Councilmember Bates Mattison agreed with Jones that the entrance on the major Peachtree Road thoroughfare and across the street from the Brookhaven-Oglethorpe MARTA Station would serve as a major component of branding the city’s identity. He said the city should “spare no expense” in ensuring it portrays a positive image of Brookhaven.
No estimate of the gateway arch entrance’s cost has been publicly stated. The Brookhaven Park master plan is to receive $6 million from the $40 million parks bond approved by voters in a November referendum.
Slightly more than $2 million from $6 million is being used to purchase from DeKalb County approximately 7 acres at the front of the park, fronting Peachtree Road and where the entrance will be built. That leaves about $4 million for the gateway arch and for any master plan renovations.
City Manager Christian Sigman said Dec. 11 that constructing the gateway arch entrance is a top priority for the city and for Brookhaven Park. The city would likely have to phase the park’s master plan, he added.
“I don’t believe this master plan can be funded with $4 million. We will have to come back [to council] on how to phase the work,” he said. What this process may look like is not yet known.
The $6 million amount to approve in the $40 million parks bond for Brookhaven Park was hotly debated in July when members voted to put the referendum on the ballot.
Brookhaven Park was originally budgeted to receive $8 million. But because the park did not yet have an approved master plan, the council voted to eliminate $2 million from that total; doing so also brought the total parks bond amount from $42 million to $40 million. A 2014 Brookhaven Park master plan proposal included a $4.5 million budget.
In July, Mattison, who voted against putting the parks bond on the ballot, voiced concerns about reducing Brookhaven Park’s master plan budget. Mayor John Ernst said he believed the $4 million would cover the master plan design and improvements. He said the city has also built in $9 million in contingency funds in the parks bond that likely will not all be used. Some of those remaining contingency funds can be used at Brookhaven Park if needed, he said.

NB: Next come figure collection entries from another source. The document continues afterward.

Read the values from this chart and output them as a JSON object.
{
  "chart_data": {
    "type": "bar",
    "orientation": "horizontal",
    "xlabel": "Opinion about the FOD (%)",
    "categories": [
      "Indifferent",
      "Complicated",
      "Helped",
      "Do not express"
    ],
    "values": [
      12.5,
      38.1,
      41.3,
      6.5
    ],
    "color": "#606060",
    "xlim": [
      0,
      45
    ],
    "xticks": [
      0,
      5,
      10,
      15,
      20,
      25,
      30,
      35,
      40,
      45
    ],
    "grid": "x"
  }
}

This year, the City Council approved dividing Brookhaven Park essentially into two parks by agreeing to fence off the back 5 acres for an off-leash dog park. Dogs are allowed in all areas of the park, but only are allowed off-leash in the fenced off area.
The final master plan for Brookhaven Park’s dog park area includes: replacing the existing pavilion and patio; adding restrooms and a grilling area; repaving the existing walk area and adjusting grading for Americans with Disabilities Act access; mulching the natural trail areas; adding a new pavilion with tables at the lower field; adding play equipment and washing and splash pad stations for the dogs; adding waste stations; and adding pedestrian-level lighting along paths and pavilion areas.

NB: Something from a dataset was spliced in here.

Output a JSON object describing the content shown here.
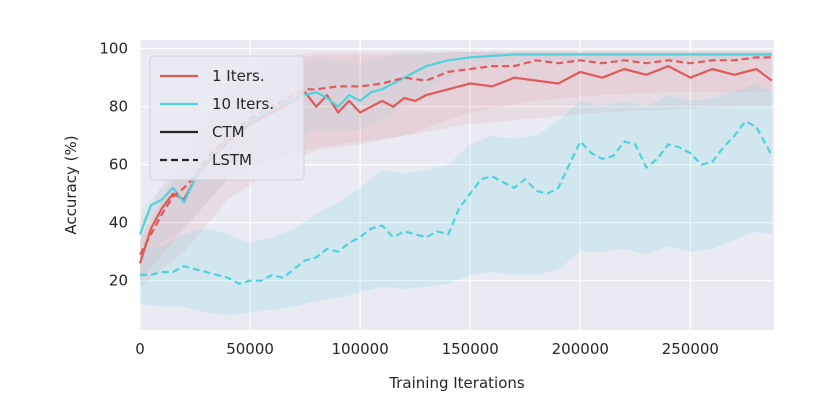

At the front of the park, a concrete pad to be used a stage during festivals will be added; a new full-size basketball court with timed lighting is planned; and the community garden area will get a cleanup and expansion with a restrooms and storage space.
The new playground will be ADA-accessible and much bigger than the one now, and will include equipment for various ages. Landscaping will be added along the playground to provide a natural buffer between it and the dog park. Also included are an open play area, shaded seating, a new pavilion with restrooms, and a drinking fountain.
Lose Design completed the master plan for Brookhaven Park and is designing the gateway entrance.